El otro libro a que me refiero es Virgilio Piñera en persona, de Carlos Espinosa, aparecido originalmente en 2003. Aquí leemos testimonios de primera mano e importancia excepcional, ya que muchos fueron recogidos hace muchos años, cuando aún vivían algunas de las personas que más y mejor conocieron a Virgilio, que fueron parte de su familia o de sus amistades. Incluso se recogen fragmentos autobiográficos inéditos. En este libro sí podemos atestiguar más de cerca —en voz de otras personas o del mismo escritor— cómo fueron sus últimos años, cómo se sintió, de que manera vivía, en qué pensaba. La entrañable relación con su hermana se muestra desde la más temprana juventud y las declaraciones de ella tienen un valor incalculable, así como también lo que Virgilio le escribía. “Para mí la vida no es mejorar o empeorar… Es solamente pasar, ser, existir, comprendiendo nada del mundo porque creo que la vida no tenga nada que haya que comprender, ni que tenga un sentido directo. No hay una vida mejor que otra; lo que hay es un baño mejor que otro, una comida mejor que la otra”, le dice en una ocasión. En otra: “Puedes tener la seguridad que si fracaso de ahora en adelante será por otras causas menos por no haber sabido moverme a tiempo”. O en esta: “Hasta ahora he escrito con la soberbia y espero ese día glorioso y amargo en que escribiré con la humildad. En ese día sabré de sobra mi destino más verdadero”. Antón Arrufat recuerda cómo se lamentaba en sus últimos años: “No me han dejado ni un huequito para respirar”. Según Abilio Estévez, “su frase para saludar era: ¿Y de mi Cuba qué?” Yoni Ibáñez narra en su testimonio cómo a Piñera las autoridades “le dijeron que su influencia era perniciosa para los jóvenes y que, por lo tanto, le prohibían tener contacto con estos. Para él fue un golpe del cual nunca se pudo recuperar, y hasta su muerte vivió en un permanente estado de terror”.
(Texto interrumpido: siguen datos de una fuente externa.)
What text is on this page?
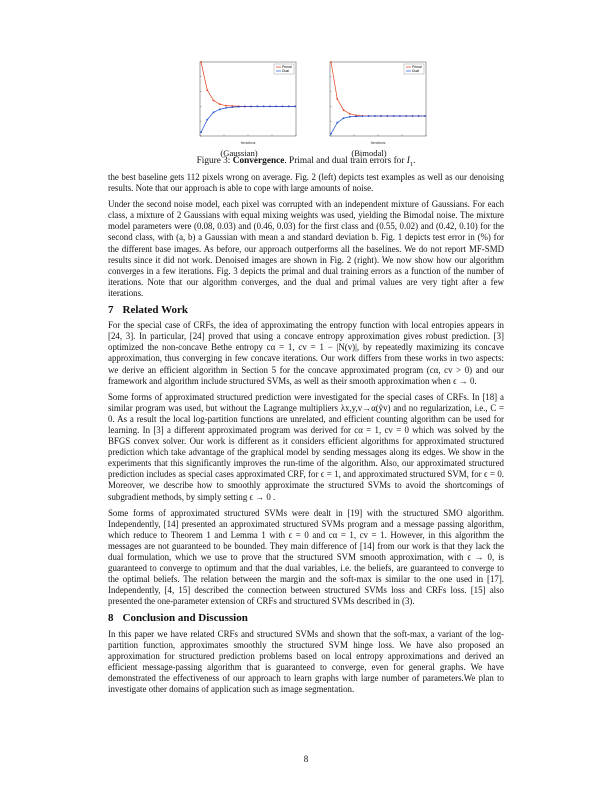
Iterations
Primal
Dual
Iterations
Primal
Dual
(Gaussian)	(Bimodal)
Figure 3: Convergence. Primal and dual train errors for $I_1$.

the best baseline gets 112 pixels wrong on average. Fig. 2 (left) depicts test examples as well as our denoising results. Note that our approach is able to cope with large amounts of noise.

Under the second noise model, each pixel was corrupted with an independent mixture of Gaussians. For each class, a mixture of 2 Gaussians with equal mixing weights was used, yielding the Bimodal noise. The mixture model parameters were (0.08, 0.03) and (0.46, 0.03) for the first class and (0.55, 0.02) and (0.42, 0.10) for the second class, with (a, b) a Gaussian with mean a and standard deviation b. Fig. 1 depicts test error in (%) for the different base images. As before, our approach outperforms all the baselines. We do not report MF-SMD results since it did not work. Denoised images are shown in Fig. 2 (right). We now show how our algorithm converges in a few iterations. Fig. 3 depicts the primal and dual training errors as a function of the number of iterations. Note that our algorithm converges, and the dual and primal values are very tight after a few iterations.

7 Related Work

For the special case of CRFs, the idea of approximating the entropy function with local entropies appears in [24, 3]. In particular, [24] proved that using a concave entropy approximation gives robust prediction. [3] optimized the non-concave Bethe entropy cα = 1, cv = 1 − |N(v)|, by repeatedly maximizing its concave approximation, thus converging in few concave iterations. Our work differs from these works in two aspects: we derive an efficient algorithm in Section 5 for the concave approximated program (cα, cv > 0) and our framework and algorithm include structured SVMs, as well as their smooth approximation when ϵ → 0.

Some forms of approximated structured prediction were investigated for the special cases of CRFs. In [18] a similar program was used, but without the Lagrange multipliers λx,y,v→α(ŷv) and no regularization, i.e., C = 0. As a result the local log-partition functions are unrelated, and efficient counting algorithm can be used for learning. In [3] a different approximated program was derived for cα = 1, cv = 0 which was solved by the BFGS convex solver. Our work is different as it considers efficient algorithms for approximated structured prediction which take advantage of the graphical model by sending messages along its edges. We show in the experiments that this significantly improves the run-time of the algorithm. Also, our approximated structured prediction includes as special cases approximated CRF, for ϵ = 1, and approximated structured SVM, for ϵ = 0. Moreover, we describe how to smoothly approximate the structured SVMs to avoid the shortcomings of subgradient methods, by simply setting ϵ → 0 .

Some forms of approximated structured SVMs were dealt in [19] with the structured SMO algorithm. Independently, [14] presented an approximated structured SVMs program and a message passing algorithm, which reduce to Theorem 1 and Lemma 1 with ϵ = 0 and cα = 1, cv = 1. However, in this algorithm the messages are not guaranteed to be bounded. They main difference of [14] from our work is that they lack the dual formulation, which we use to prove that the structured SVM smooth approximation, with ϵ → 0, is guaranteed to converge to optimum and that the dual variables, i.e. the beliefs, are guaranteed to converge to the optimal beliefs. The relation between the margin and the soft-max is similar to the one used in [17]. Independently, [4, 15] described the connection between structured SVMs loss and CRFs loss. [15] also presented the one-parameter extension of CRFs and structured SVMs described in (3).

8 Conclusion and Discussion

In this paper we have related CRFs and structured SVMs and shown that the soft-max, a variant of the log-partition function, approximates smoothly the structured SVM hinge loss. We have also proposed an approximation for structured prediction problems based on local entropy approximations and derived an efficient message-passing algorithm that is guaranteed to converge, even for general graphs. We have demonstrated the effectiveness of our approach to learn graphs with large number of parameters.We plan to investigate other domains of application such as image segmentation.

8
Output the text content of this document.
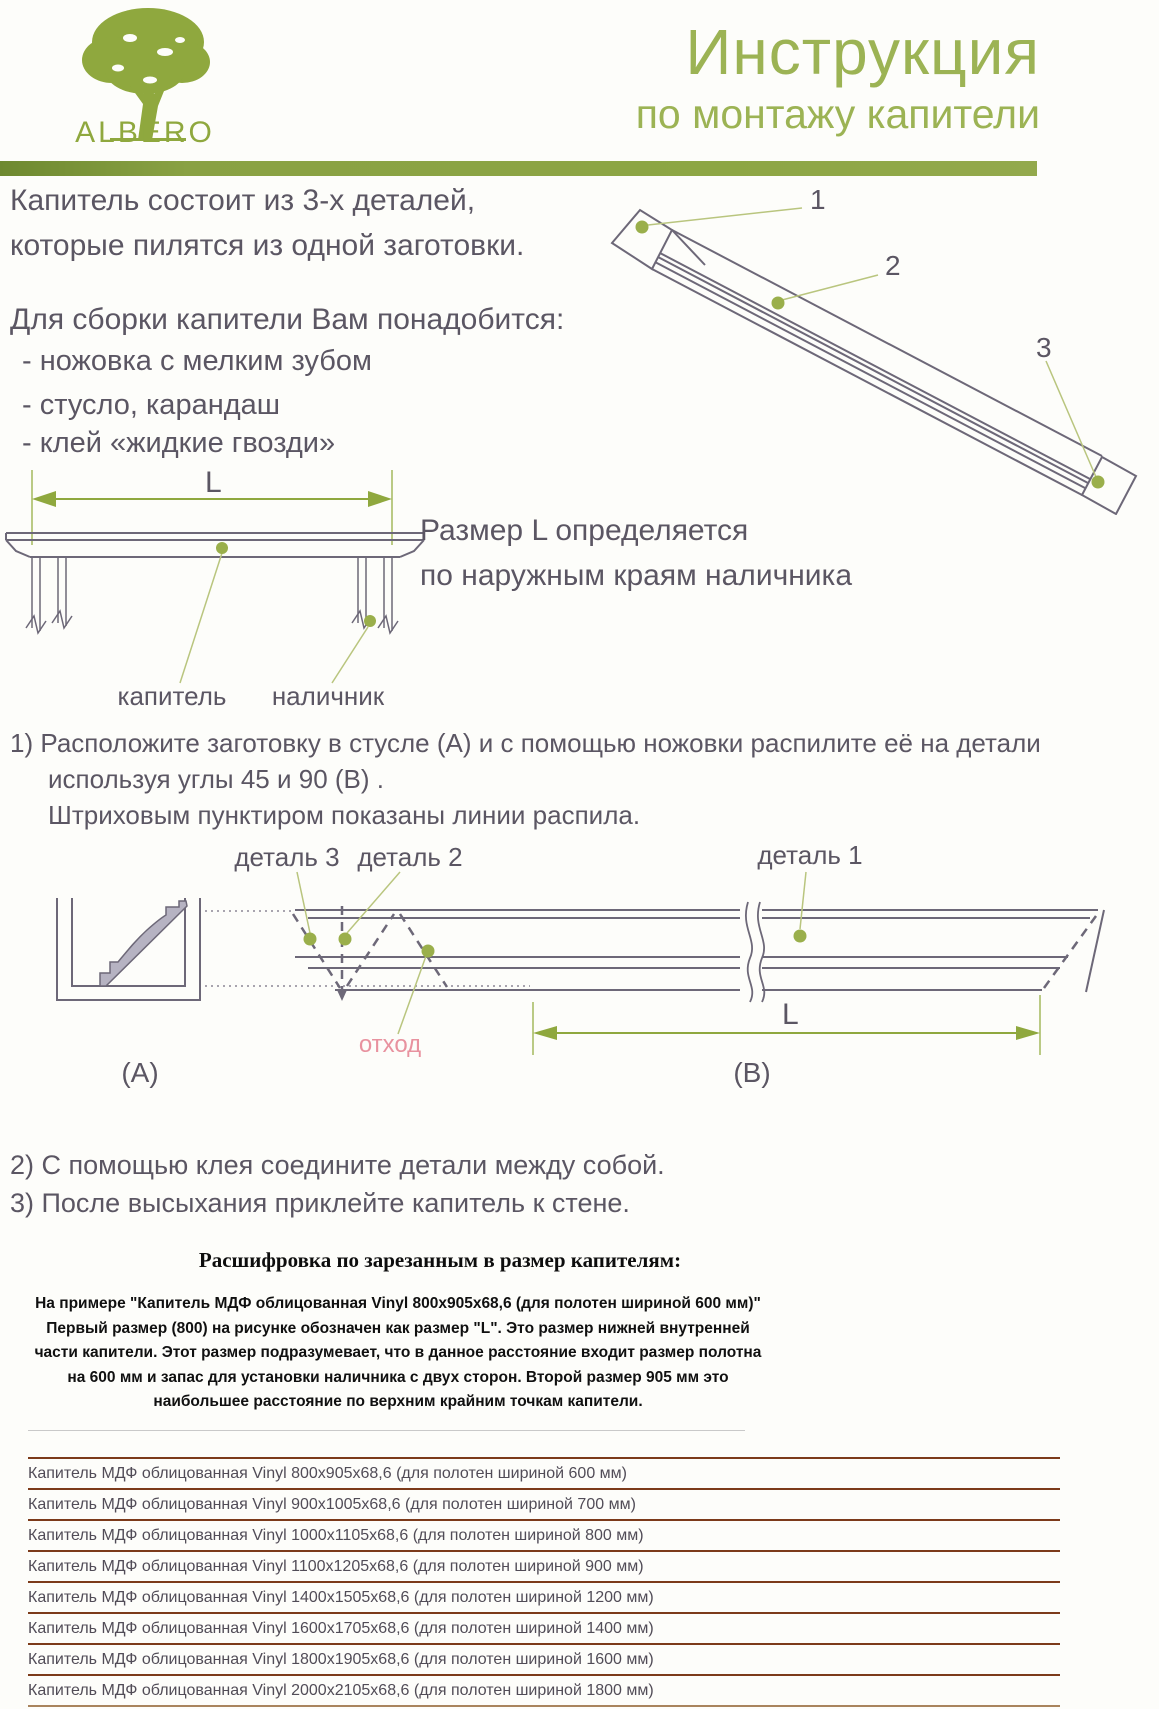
ALBERO
Инструкция
по монтажу капители
Капитель состоит из 3-х деталей,
которые пилятся из одной заготовки.
Для сборки капители Вам понадобится:
- ножовка с мелким зубом
- стусло, карандаш
- клей «жидкие гвозди»
1
2
3
L
капитель наличник
Размер L определяется
по наружным краям наличника
1) Расположите заготовку в стусле (А) и с помощью ножовки распилите её на детали
используя углы 45 и 90 (В) .
Штриховым пунктиром показаны линии распила.
деталь 3 деталь 2	деталь 1
отход
L
(А)	(В)
2) С помощью клея соедините детали между собой.
3) После высыхания приклейте капитель к стене.
Расшифровка по зарезанным в размер капителям:
На примере "Капитель МДФ облицованная Vinyl 800х905х68,6 (для полотен шириной 600 мм)" Первый размер (800) на рисунке обозначен как размер "L". Это размер нижней внутренней части капители. Этот размер подразумевает, что в данное расстояние входит размер полотна на 600 мм и запас для установки наличника с двух сторон. Второй размер 905 мм это наибольшее расстояние по верхним крайним точкам капители.
Капитель МДФ облицованная Vinyl 800х905х68,6 (для полотен шириной 600 мм)
Капитель МДФ облицованная Vinyl 900х1005х68,6 (для полотен шириной 700 мм)
Капитель МДФ облицованная Vinyl 1000х1105х68,6 (для полотен шириной 800 мм)
Капитель МДФ облицованная Vinyl 1100х1205х68,6 (для полотен шириной 900 мм)
Капитель МДФ облицованная Vinyl 1400х1505х68,6 (для полотен шириной 1200 мм)
Капитель МДФ облицованная Vinyl 1600х1705х68,6 (для полотен шириной 1400 мм)
Капитель МДФ облицованная Vinyl 1800х1905х68,6 (для полотен шириной 1600 мм)
Капитель МДФ облицованная Vinyl 2000х2105х68,6 (для полотен шириной 1800 мм)
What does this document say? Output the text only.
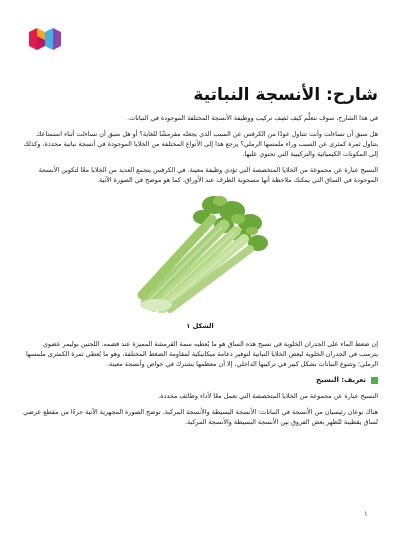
شارح: الأنسجة النباتية

في هذا الشارح، سوف نتعلَّم كيف نَصِف تركيب ووظيفة الأنسجة المختلفة الموجودة في النباتات.

هل سبق أن تساءلت وأنت تتناول عودًا من الكرفس عن السبب الذي يجعله مقرمشًا للغاية؟ أو هل سبق أن تساءلت أثناء استمتاعك بتناول ثمرة كمثرى عن السبب وراء ملمسها الرملي؟ يرجع هذا إلى الأنواع المختلفة من الخلايا الموجودة في أنسجة نباتية محددة، وكذلك إلى المكونات الكيميائية والتركيبية التي تحتوي عليها.

النسيج عبارة عن مجموعة من الخلايا المتخصصة التي تؤدي وظيفة معينة. في الكرفس يتجمع العديد من الخلايا معًا لتكوين الأنسجة الموجودة في الساق التي يمكنك ملاحظة أنها مسحوبة الطرف عند الأوراق، كما هو موضح في الصورة الآتية.

الشكل ١

إن ضغط الماء على الجدران الخلوية في نسيج هذه الساق هو ما يُعطيه سمة القرمشة المميزة عند قضمه. اللجنين بوليمر عضوي يترسب في الجدران الخلوية لبعض الخلايا النباتية لتوفير دعامة ميكانيكية لمقاومة الضغط المختلفة، وهو ما يُعطي ثمرة الكمثرى ملمسها الرملي؛ وتتنوع النباتات بشكل كبير في تركيبها الداخلي، إلا أن معظمها يشترك في خواص وأنسجة معينة.

تعريف: النسيج

النسيج عبارة عن مجموعة من الخلايا المتخصصة التي تعمل معًا لأداء وظائف محددة.

هناك نوعان رئيسيان من الأنسجة في النباتات: الأنسجة البسيطة والأنسجة المركبة. توضح الصورة المجهرية الآتية جزءًا من مقطع عرضي لساق يقطينة لتُظهر بعض الفروق بين الأنسجة البسيطة والأنسجة المركبة.

١
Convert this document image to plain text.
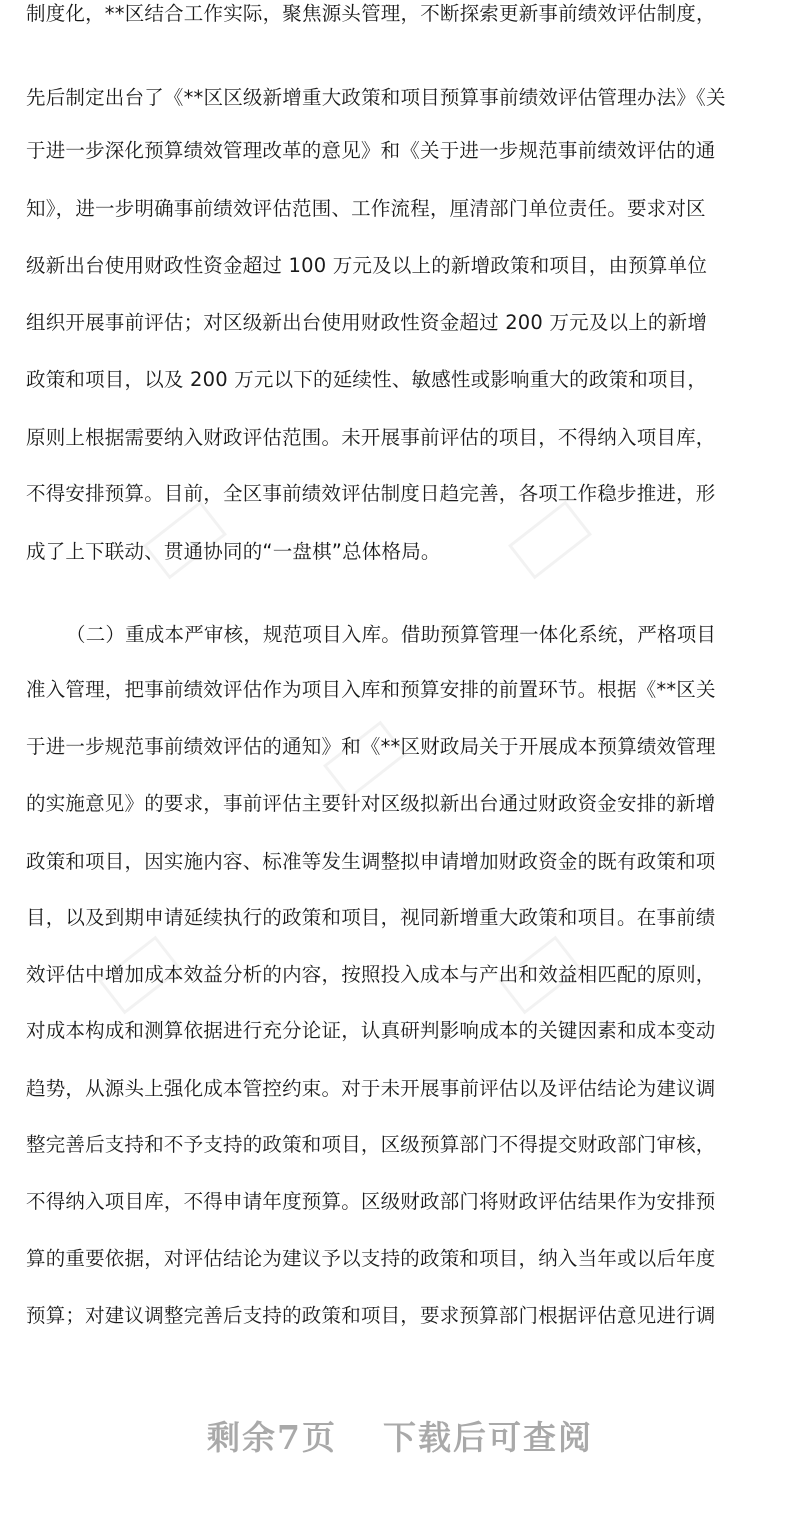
制度化，**区结合工作实际，聚焦源头管理，不断探索更新事前绩效评估制度，
先后制定出台了《**区区级新增重大政策和项目预算事前绩效评估管理办法》《关
于进一步深化预算绩效管理改革的意见》和《关于进一步规范事前绩效评估的通
知》，进一步明确事前绩效评估范围、工作流程，厘清部门单位责任。要求对区
级新出台使用财政性资金超过 100 万元及以上的新增政策和项目，由预算单位
组织开展事前评估；对区级新出台使用财政性资金超过 200 万元及以上的新增
政策和项目，以及 200 万元以下的延续性、敏感性或影响重大的政策和项目，
原则上根据需要纳入财政评估范围。未开展事前评估的项目，不得纳入项目库，
不得安排预算。目前，全区事前绩效评估制度日趋完善，各项工作稳步推进，形
成了上下联动、贯通协同的“一盘棋”总体格局。
（二）重成本严审核，规范项目入库。借助预算管理一体化系统，严格项目
准入管理，把事前绩效评估作为项目入库和预算安排的前置环节。根据《**区关
于进一步规范事前绩效评估的通知》和《**区财政局关于开展成本预算绩效管理
的实施意见》的要求，事前评估主要针对区级拟新出台通过财政资金安排的新增
政策和项目，因实施内容、标准等发生调整拟申请增加财政资金的既有政策和项
目，以及到期申请延续执行的政策和项目，视同新增重大政策和项目。在事前绩
效评估中增加成本效益分析的内容，按照投入成本与产出和效益相匹配的原则，
对成本构成和测算依据进行充分论证，认真研判影响成本的关键因素和成本变动
趋势，从源头上强化成本管控约束。对于未开展事前评估以及评估结论为建议调
整完善后支持和不予支持的政策和项目，区级预算部门不得提交财政部门审核，
不得纳入项目库，不得申请年度预算。区级财政部门将财政评估结果作为安排预
算的重要依据，对评估结论为建议予以支持的政策和项目，纳入当年或以后年度
预算；对建议调整完善后支持的政策和项目，要求预算部门根据评估意见进行调
剩余7页 下载后可查阅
En Vidas para leerlas, Cabrera Infante rememora el encuentro que tuvo en París con Virgilio y cómo Carlos Franqui le pidió al friolento hombrecito que no volviera a Cuba usando cualquier excusa. Sus amigos en Europa lo ayudarían. “En todo caso el invierno en Europa sería amable comparado con el infierno que se organizaba en Cuba. Franqui sabía que se preparaba en La Habana una persecución contra los homosexuales tan minuciosa que convertiría la Noche de las Tres Pes en un accidente chabacano”, escribe Cabrera Infante, y relata que Virgilio se echó a llorar insistiendo “en que quería regresar pasara lo que pasara, que él podía soportar el encierro, la cárcel, el campo de concentración, pero no la lejanía de La Habana”. Y ya sabemos lo que comenzó a ocurrir en su vida poco después de su regreso a la ciudad que lo hechizaba hasta tal punto.
En definitiva, eso hubiera divertido, tal vez, a Virgilio Piñera, gustador de la polémica y el absurdo y defensor, como asevera Jorge Luis Arcos, de “una suerte de poética de la invención incesante”. No obstante, el otro incluido en la foto trucada, Fidel Castro, si pudiera mirar algún día la realidad futura de este país, no hallaría ningún motivo de diversión porque, pese a todo lo que quiso hacer creer que creía —y como siempre había leído en los libros de historia—, tendría que presenciar cómo pasan los Estados y los Imperios, incluso los más poderosos y ávidos de duración, pero no pasan, en palabras de Arcos, “el testimonio de una persona, no la palabra, no el ansia de libertad ni la fe en la imaginación de un escritor”.